Leonard Davis’ now-completed rookie contract with the Cardinals included $1 million in workout bonuses for participating in voluntary offseason weightlifting and conditioning programs.
Davis didn’t collect much of that money. He chose to work out with his own trainer because he was dissatisfied with the program and facilities the Cards offered.
Cynics might argue Davis’ decision was a product of laziness or selfishness. But the newly signed free agent said he plans to participate in the Cowboys’ offseason workouts although he’ll gain no bonuses from that participation.
The reality is, Davis wasn’t alone in eschewing Arizona’s workouts.
The Cards, who began their offseason program Monday, have made several changes they hope will alleviate that problem.
First, new strength and conditioning coach John Lott has a program that will focus less on a one-size-fits-all philosophy.
Second, the Cards invested a couple hundred thousand dollars to update their weight room — from the floor to the red and grey medicine balls in the corner to the extra large weight racks for the extra large clients.
“This is what everyone has been looking for,” said veteran running back Marcel Shipp, who participated in one of Monday’s workouts. “This is what everyone has been waiting for.”
Lott brings a multi-sport background to the job in addition to his 10 years in the NFL with the Steelers, Jets and Browns. The one-time University of Houston strength coach has also worked with basketball’s Hakeem Olajuwon and Clyde Drexler and track’s Carl Lewis and Leroy Burrell.
Lott uses less distance running and more sprints. He works the players’ cores with medicine ball exercises, uses free weights so an exercise isn’t limited to a single body part, and takes part in the workouts himself.
“I tell them, 'If you don’t have the energy, plug into me, I’ll give it to you,’ ” Lott said.
But Lott’s biggest attribute may be flexibility.
Davis emphasized that in the Cards’ previous programs “there was no catering to each individual’s needs.” Some players would show up to work out with the Cards to make the coaches happy and then visit a personal trainer for a second workout later in the day.
“To ask a guy to come out and be here one or two hours a day and not give him something he feels good about, it sucks for him, because he is going to train elsewhere (too) and that creates resentment,” said former Cardinals quarterback and current Detroit Lion Josh McCown.
Lott said last season in Cleveland he had 19 different workouts set up for the roster and acknowledged he has often been willing to change things for a player — as long as the ultimate goal for that player will be reached.
“I’ve got a little boy, Jasper, who would love to eat jelly beans all the time,” Lott said. “Me being his daddy, I have to give him green beans some times, not just jelly beans.”
Lott said the majority of veterans aren’t expected in until next week, but quarterbacks Matt Leinart and Kurt Warner were both working out Monday, as were Shipp, running back J.J. Arrington and safety Aaron Francisco.

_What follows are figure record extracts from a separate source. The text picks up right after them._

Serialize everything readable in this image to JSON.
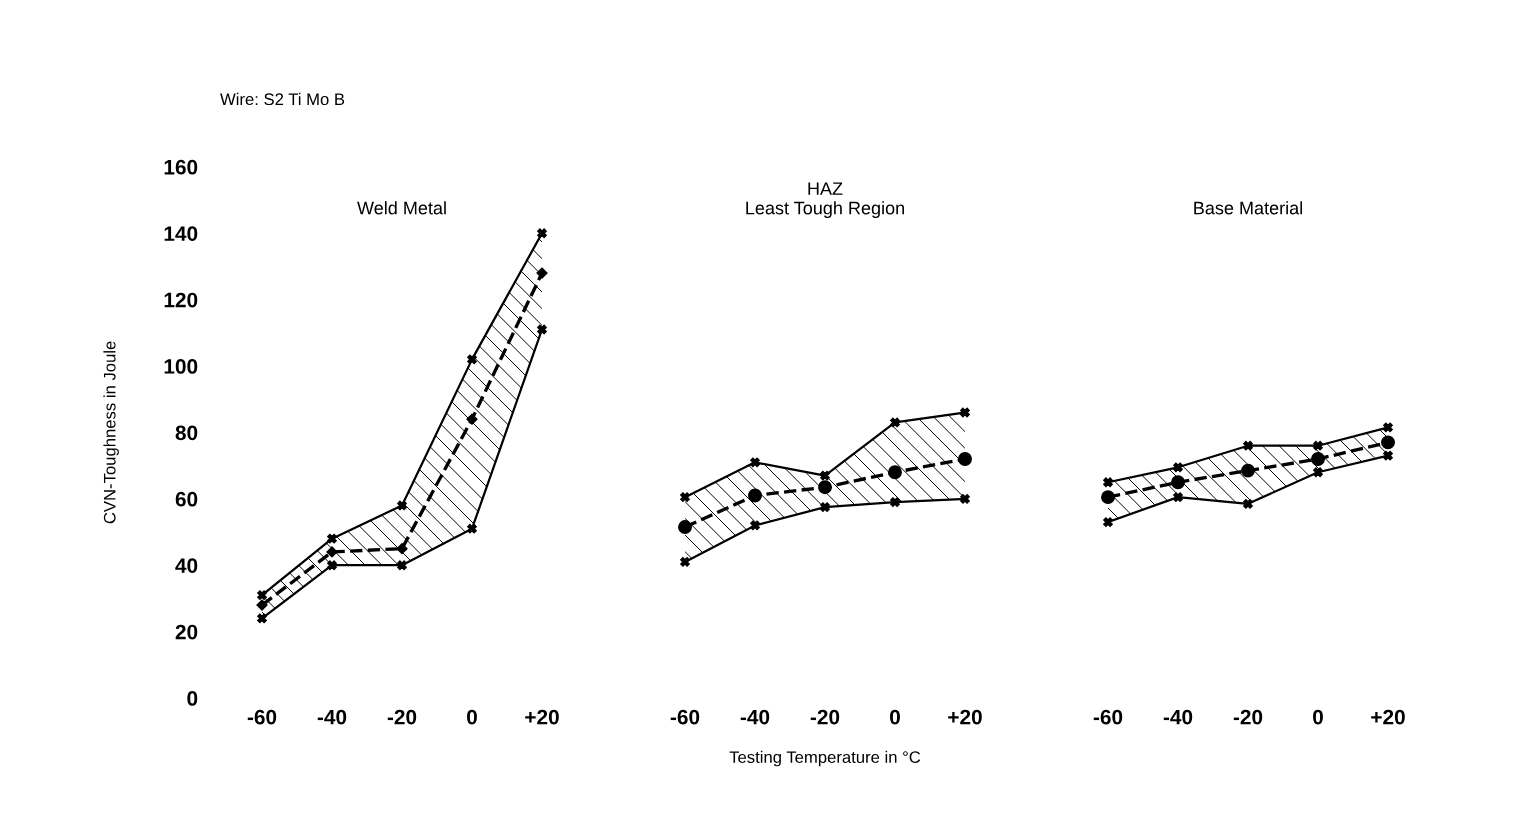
{
  "chart_data": [
    {
      "type": "line",
      "title": "Weld Metal",
      "ylabel": "CVN-Toughness in Joule",
      "annotations": [
        "Wire: S2 Ti Mo B"
      ],
      "x": [
        -60,
        -40,
        -20,
        0,
        20
      ],
      "xlim": [
        -60,
        20
      ],
      "xticks": [
        {
          "value": -60,
          "label": "-60"
        },
        {
          "value": -40,
          "label": "-40"
        },
        {
          "value": -20,
          "label": "-20"
        },
        0,
        {
          "value": 20,
          "label": "+20"
        }
      ],
      "ylim": [
        0,
        160
      ],
      "yticks": [
        0,
        20,
        40,
        60,
        80,
        100,
        120,
        140,
        160
      ],
      "grid": false,
      "legend": false,
      "series": [
        {
          "color": "#000000",
          "marker": "cross",
          "line_style": "solid",
          "values": [
            31,
            48,
            58,
            102,
            140
          ]
        },
        {
          "color": "#000000",
          "marker": "diamond",
          "line_style": "dashed",
          "values": [
            28,
            44,
            45,
            84,
            128
          ],
          "lower": [
            24,
            40,
            40,
            51,
            111
          ],
          "upper": [
            31,
            48,
            58,
            102,
            140
          ]
        },
        {
          "color": "#000000",
          "marker": "cross",
          "line_style": "solid",
          "values": [
            24,
            40,
            40,
            51,
            111
          ]
        }
      ]
    },
    {
      "type": "line",
      "title": "HAZ\nLeast Tough Region",
      "xlabel": "Testing Temperature in °C",
      "x": [
        -60,
        -40,
        -20,
        0,
        20
      ],
      "xlim": [
        -60,
        20
      ],
      "xticks": [
        {
          "value": -60,
          "label": "-60"
        },
        {
          "value": -40,
          "label": "-40"
        },
        {
          "value": -20,
          "label": "-20"
        },
        0,
        {
          "value": 20,
          "label": "+20"
        }
      ],
      "ylim": [
        0,
        160
      ],
      "tick_labels": "x",
      "grid": false,
      "legend": false,
      "series": [
        {
          "color": "#000000",
          "marker": "cross",
          "line_style": "solid",
          "values": [
            60.5,
            71,
            67,
            83,
            86
          ]
        },
        {
          "color": "#000000",
          "marker": "circle",
          "line_style": "dashed",
          "values": [
            51.5,
            61,
            63.5,
            68,
            72
          ],
          "lower": [
            41,
            52,
            57.5,
            59,
            60
          ],
          "upper": [
            60.5,
            71,
            67,
            83,
            86
          ]
        },
        {
          "color": "#000000",
          "marker": "cross",
          "line_style": "solid",
          "values": [
            41,
            52,
            57.5,
            59,
            60
          ]
        }
      ]
    },
    {
      "type": "line",
      "title": "Base Material",
      "x": [
        -60,
        -40,
        -20,
        0,
        20
      ],
      "xlim": [
        -60,
        20
      ],
      "xticks": [
        {
          "value": -60,
          "label": "-60"
        },
        {
          "value": -40,
          "label": "-40"
        },
        {
          "value": -20,
          "label": "-20"
        },
        0,
        {
          "value": 20,
          "label": "+20"
        }
      ],
      "ylim": [
        0,
        160
      ],
      "tick_labels": "x",
      "grid": false,
      "legend": false,
      "series": [
        {
          "color": "#000000",
          "marker": "cross",
          "line_style": "solid",
          "values": [
            65,
            69.5,
            76,
            76,
            81.5
          ]
        },
        {
          "color": "#000000",
          "marker": "circle",
          "line_style": "dashed",
          "values": [
            60.5,
            65,
            68.5,
            72,
            77
          ],
          "lower": [
            53,
            60.5,
            58.5,
            68,
            73
          ],
          "upper": [
            65,
            69.5,
            76,
            76,
            81.5
          ]
        },
        {
          "color": "#000000",
          "marker": "cross",
          "line_style": "solid",
          "values": [
            53,
            60.5,
            58.5,
            68,
            73
          ]
        }
      ]
    }
  ]
}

To expect 100 percent participation may be unrealistic — new coach Ken Whisenhunt hopes he can get running back Edgerrin James to come, even though James prefers to train in Florida — but the Cardinals feel they have made the effort to move toward that target.
“You can’t say (either way) is wrong,” Warner said. “You love the camaraderie and working together … but you also understand these are finely tuned athletes, and when they know something works for them and they are comfortable, that’s half the battle.”
EXTRA POINT: Fullback Vonta Leach signed an offer sheet with the New York Giants Monday, ending the Cards’ dealings with the Texans’ restricted free agent. The four-year contract is worth $8 million according to NFL.com, more than the Cards want to pay for the position. The Cards had hosted Leach as their first free-agent visit. The team has also talked about signing veteran fullbacks Terelle Smith and James Hodgins.